Chapter 1 Flashcards
The “crisis in psychology”.
The experimental method of experimental psychology began to be applied to a larger scale than intended, leading to discipline fragmentation.
What does ‘cognition = information processing’ mean for the field of cognitive science?
By viewing cognition as a form of information processing, cognitive science united diverse disciplines (such as linguistics, psychology, computer science, etc.) under a singular notion, allowing a unified discipline.
What are the two seminal pieces of work which experimental psychology is rooted in?
Wundt’s ‘Principles of Physiological Psychology’ and Fechner’s ‘Elements of Psychophysics’; see also: Wundt’s Institute of Experimental Psychology, which was the first experimental psychology laboratory.
What was the general significance of experimental psychology (in the late 19th century)?
It produced (briefly) a broad, unified science; psychology fragmented when this ‘definition’ overextended to cover different methodologies.
Define: experimental psychology
The branch of psychology concerned with the scientific investigation of basic psychological processes such as learning, memory, and cognition in humans and animals
Define: cognitive science
The study of thought, learning, and mental organization, which draws on aspects of psychology, linguistics, philosophy, and computer modeling
Define: cognitive psychology
The study of mental processes such as “attention, language use, memory, perception, problem solving, creativity and thinking.”

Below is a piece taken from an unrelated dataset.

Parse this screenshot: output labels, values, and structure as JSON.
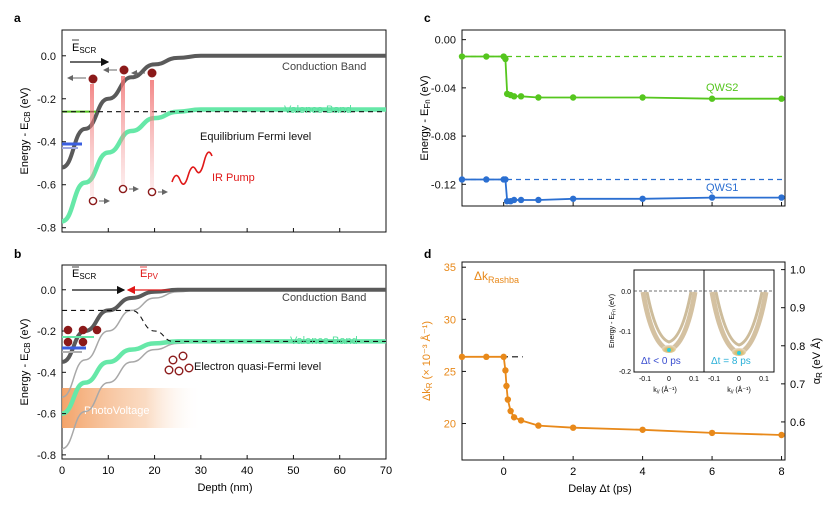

What is cybernetics and why is it important to cognitive science?
The aim to study adaptive behaviour of intelligent agents by employing the notions of feedback and information theory; Cybernetics creator Norbert Wiener organized the Macy Conferences which brought together multiple disciplines who worked to understand the general working of the human mind (important for the conferences which inspired cognitive science)
How does using the idea of information processing work to unite cognitive scientists?
A critical feature of cognition now involves representation/symbolism; despite using different methodologies to study this aspects of information processing, it unites these various disciplines and differing methods, simply because they are all striving to answer the same questions (ie. how symbolism works within IP)
How does classical cognitive science interpret ‘information processing’?
information processing is ‘rule-governed manipulation of symbols’; heavy reliance on the computer metaphor for information processing
Define: a well-posed problem
A problem which has unambiguously defined states of knowledge and goal states, as well as explicitly defined operations for converting one state of knowledge into another
Define: an ill-posed problem
A problem which is deeply ambiguous, has poorly defined knowledge states and goal states, and involves poorly defined operations for manipulating knowledge
How does connectionist cognitive scientists differ from classical?
Proposed a cognitive architecture that is qualitatively different from the one which is inspired by the digital computer metaphor; instead, connectionists looked at the biology of the brain, the neurons and the way in which they function (the artificial neural network)
Define: artificial neural network
A system of simple processors, analogous to neurons, which operate in parallel and send signals to one another via weighted connections that are analogous to synapses; signals detected by input processors are converted into a response that is represented as activity in a set of output processors; connection weights determine the input-output relationship, but are not programmed, and instead used a learning rule. Artificial neural networks learn from example.
How do the classical and connectionist view of cognitive science remain the same?
Both are still concerned with cognition as information processing! Connectionists only go on to imply that brains are not serial digital computers.